The Communication Driver, where the specific communication functions for the desired type of processor and communication protocol have to be implemented. This driver implements the communication with the device and hides the actual details of the communication protocol to the ADI driver.

The Communication Driver has a standard interface, so the ADXL345 driver can be used exactly as it is provided. There are three functions which are called by the ADXL345 driver:

I2C_Init() – initializes the communication peripheral.
I2C_Write() – writes data to the device.
I2C_Read() – reads data from the device.

Driver architecture

The implementation of these three functions depends on the used microcontroller.

The driver for ADXL345 contains functions for reading or writing any of the registers, for placing the device into standby or measure mode, for enable or disable various types of events detection, etc.

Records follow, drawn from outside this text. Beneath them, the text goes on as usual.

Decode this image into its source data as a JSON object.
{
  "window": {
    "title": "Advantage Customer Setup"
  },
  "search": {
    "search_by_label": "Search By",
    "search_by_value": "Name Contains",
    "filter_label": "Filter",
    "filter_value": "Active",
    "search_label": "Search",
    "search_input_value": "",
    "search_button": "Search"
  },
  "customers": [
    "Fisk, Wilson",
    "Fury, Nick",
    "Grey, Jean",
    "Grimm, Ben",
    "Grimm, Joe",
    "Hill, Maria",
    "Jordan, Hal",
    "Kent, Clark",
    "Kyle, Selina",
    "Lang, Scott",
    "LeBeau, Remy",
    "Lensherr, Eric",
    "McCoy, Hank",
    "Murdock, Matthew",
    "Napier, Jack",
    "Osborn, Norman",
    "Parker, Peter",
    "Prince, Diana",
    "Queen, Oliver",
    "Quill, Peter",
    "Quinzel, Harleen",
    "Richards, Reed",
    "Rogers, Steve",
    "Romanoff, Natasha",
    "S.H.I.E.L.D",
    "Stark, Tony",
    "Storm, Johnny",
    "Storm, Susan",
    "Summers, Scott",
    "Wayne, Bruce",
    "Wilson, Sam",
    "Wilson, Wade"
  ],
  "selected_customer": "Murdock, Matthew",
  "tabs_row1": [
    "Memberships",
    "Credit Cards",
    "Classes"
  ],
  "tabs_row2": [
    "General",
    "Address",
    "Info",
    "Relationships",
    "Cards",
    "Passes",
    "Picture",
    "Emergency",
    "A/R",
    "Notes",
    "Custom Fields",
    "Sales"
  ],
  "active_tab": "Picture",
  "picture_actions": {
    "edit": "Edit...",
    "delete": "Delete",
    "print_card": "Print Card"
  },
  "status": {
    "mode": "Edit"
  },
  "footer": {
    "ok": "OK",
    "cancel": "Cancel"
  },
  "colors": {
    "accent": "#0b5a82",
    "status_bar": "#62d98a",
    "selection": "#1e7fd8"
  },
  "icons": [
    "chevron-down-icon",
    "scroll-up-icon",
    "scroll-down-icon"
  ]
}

The following functions are implemented in this version of ADXL345 driver:

Function	Description
void ADXL345_SetRegisterValue(unsigned char registerAddress, unsigned char registerValue)	Writes data into a register.
unsigned char ADXL345_GetRegisterValue(unsigned char registerAddress)	Reads the value of a register.
unsigned char ADXL345_Init(void)	Initializes the I2C peripheral and checks if the ADXL345 part is present.
void ADXL345_SetPowerMode(unsigned char pwrMode)	Places the device into standby/measure mode.
void ADXL345_GetXyz(unsigned short* x, unsigned short* y, unsigned short* z)	Reads the output data of each axis.
void ADXL345_SetTapDetection(unsigned char tapType, unsigned char tapAxes, unsigned char tapDur, unsigned char tapLatent, unsigned char tapWindow, unsigned char tapThresh, unsigned char tapInt)	Enables/disables the tap detection.
void ADXL345_SetActivityDetection(unsigned char actOnOff, unsigned char actAxes, unsigned char actAcDc, unsigned char actThresh, unsigned char actInt)	Enables/disables the activity detection.
void ADXL345_SetInactivityDetection(unsigned char inactOnOff, unsigned char inactAxes, unsigned char inactAcDc, unsigned char inactThresh, unsigned char inactTime, unsigned char inactInt)	Enables/disables the inactivity detection.
void ADXL345_SetFreeFallDetection(unsigned char ffOnOff, unsigned char ffThresh, unsigned char ffTime, unsigned char ffInt)	Enables/disables the free-fall detection.
void ADXL345_SetOffset(unsigned char xOffset, unsigned char yOffset, unsigned char zOffset)	Calibrates the accelerometer.

Downloads

Renesas RX62N Quick Start Guide

This section contains a description of the steps required to run the ADXL345 demonstration project on a Renesas RX62N platform.

Required Hardware

Renesas Demo Kit for RX62N (Renesas)

Required Software

Hardware Setup

For this project it was used the ADXL345 part installed on the Renesas Demonstration Kit (RDK) for RX62N.

Software Project Setup

This section presents the steps for developing a software application that will run on the Renesas Demo Kit for RX62N for controlling and monitoring the operation of the ADI part.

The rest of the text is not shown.